- Born: 1966 (age 59–60)
- Status: In witness protection
- Other names: Joey V Joe Andrews
- Parent: Anthony Vollaro
- Allegiance: Gambino crime family (formerly)
- Criminal charge: Drug dealing, loansharking

= Joseph Vollaro =

American mobster

Joseph Vollaro (born 1966), also known as "Joey V" and "Joe Andrews", is a Staten Island-based American trucking executive and Gambino crime family associate who is now a government informant and witness.

Vollaro did construction work and worked in several gyms as a young man. Vollaro became an associate of the Gambino family in the 1990s. Vollaro's father, Anthony Vollaro, was a Gambino bookmaker operating in New Jersey. It was rumored that Vollaro was up for induction into the family in the mid-1990s before being sent to prison on drug dealing and loansharking charges.

==Mob connections==
While in prison, Vollaro shared a cell with Gambino family mobster Nicholas "Little Nick" Corozzo. Vollaro became close to Corozzo, and when released from prison, Vollaro started making payments to Corozzo and his brother Joseph "Jo Jo" Corozzo.

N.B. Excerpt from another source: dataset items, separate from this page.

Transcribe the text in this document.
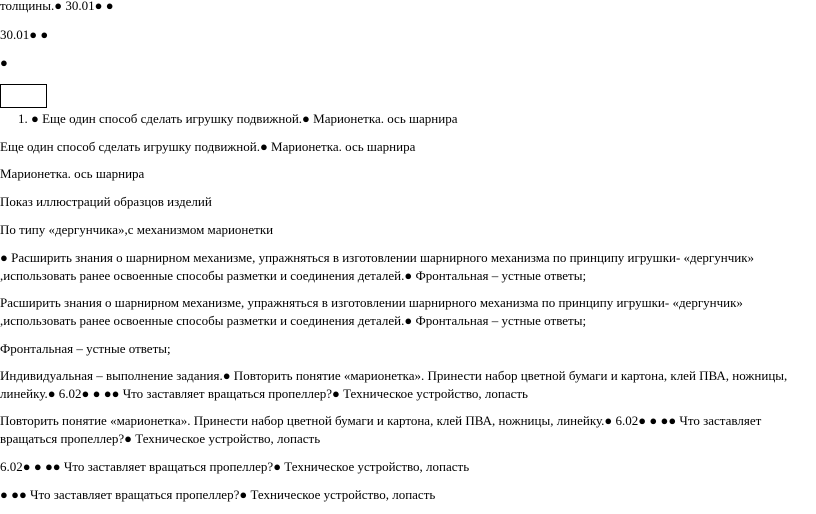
толщины.● 30.01● ●
30.01● ●
●
1. ● Еще один способ сделать игрушку подвижной.● Марионетка. ось шарнира
Еще один способ сделать игрушку подвижной.● Марионетка. ось шарнира
Марионетка. ось шарнира
Показ иллюстраций образцов изделий
По типу «дергунчика»,с механизмом марионетки
● Расширить знания о шарнирном механизме, упражняться в изготовлении шарнирного механизма по принципу игрушки- «дергунчик»
,использовать ранее освоенные способы разметки и соединения деталей.● Фронтальная – устные ответы;
Расширить знания о шарнирном механизме, упражняться в изготовлении шарнирного механизма по принципу игрушки- «дергунчик»
,использовать ранее освоенные способы разметки и соединения деталей.● Фронтальная – устные ответы;
Фронтальная – устные ответы;
Индивидуальная – выполнение задания.● Повторить понятие «марионетка». Принести набор цветной бумаги и картона, клей ПВА, ножницы,
линейку.● 6.02● ● ●● Что заставляет вращаться пропеллер?● Техническое устройство, лопасть
Повторить понятие «марионетка». Принести набор цветной бумаги и картона, клей ПВА, ножницы, линейку.● 6.02● ● ●● Что заставляет
вращаться пропеллер?● Техническое устройство, лопасть
6.02● ● ●● Что заставляет вращаться пропеллер?● Техническое устройство, лопасть
● ●● Что заставляет вращаться пропеллер?● Техническое устройство, лопасть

Vollaro's company, Andrews Trucking, quickly became one of the city's leading construction truckers, hauling dirt from the city's excavation sites. Vollaro and Gambino soldier Joseph Spinnato co-owned several Staten Island businesses which they used to produce money for the Gambinos, and to extort other business owners. Vollaro was responsible for getting the Gambino family involved in a NASCAR speedway that was planned for Staten Island; Andrews Trucking received a lucrative hauling contract at the site. Vollaro and the Gambinos soon came to dominate the construction business in Staten Island. At one point, the wealthy Vollaro owned three 40-foot yachts named "No Limits", "Cat in the Act", and "All Fired Up".

==Government informant==
In 2004, Vollaro was arrested with two kilograms of cocaine and charged with heading a large-scale narcotics trafficking operation. Facing a lifetime prison term, Vollaro chose to become a government witness for the U. S. Department of Labor-OIG, Office of Labor Racketeering and Fraud Investigations, and assist in an investigation into the stronghold the Organized Crime had over the construction industry. Vollaro quickly rose to one of Nick Corozzo's trusted aides and was even planning to propose Vollaro for induction into the family as a made man or soldier.

In early 2008, Vollaro's work resulted in a massive federal Racketeer Influenced and Corrupt Organizations Act (RICO) indictment that snagged both Corozzo brothers, acting boss John "Jackie Nose" D'Amico, underboss Domenico Cefalu, capo Frank Cali, and over 40 capos, soldiers, and associates. However, the racketeering cases were weak and the government was forced to accept lesser plea bargain deals from the plaintiffs for extorting payments from Vollaro's business.

==Current status==
Vollaro is currently part of the federal Witness Protection Program. In October 2008, Vollaro started legal proceedings for $600,000 in financial restitution from the Corozzos and other Gambino family members for extorting his business.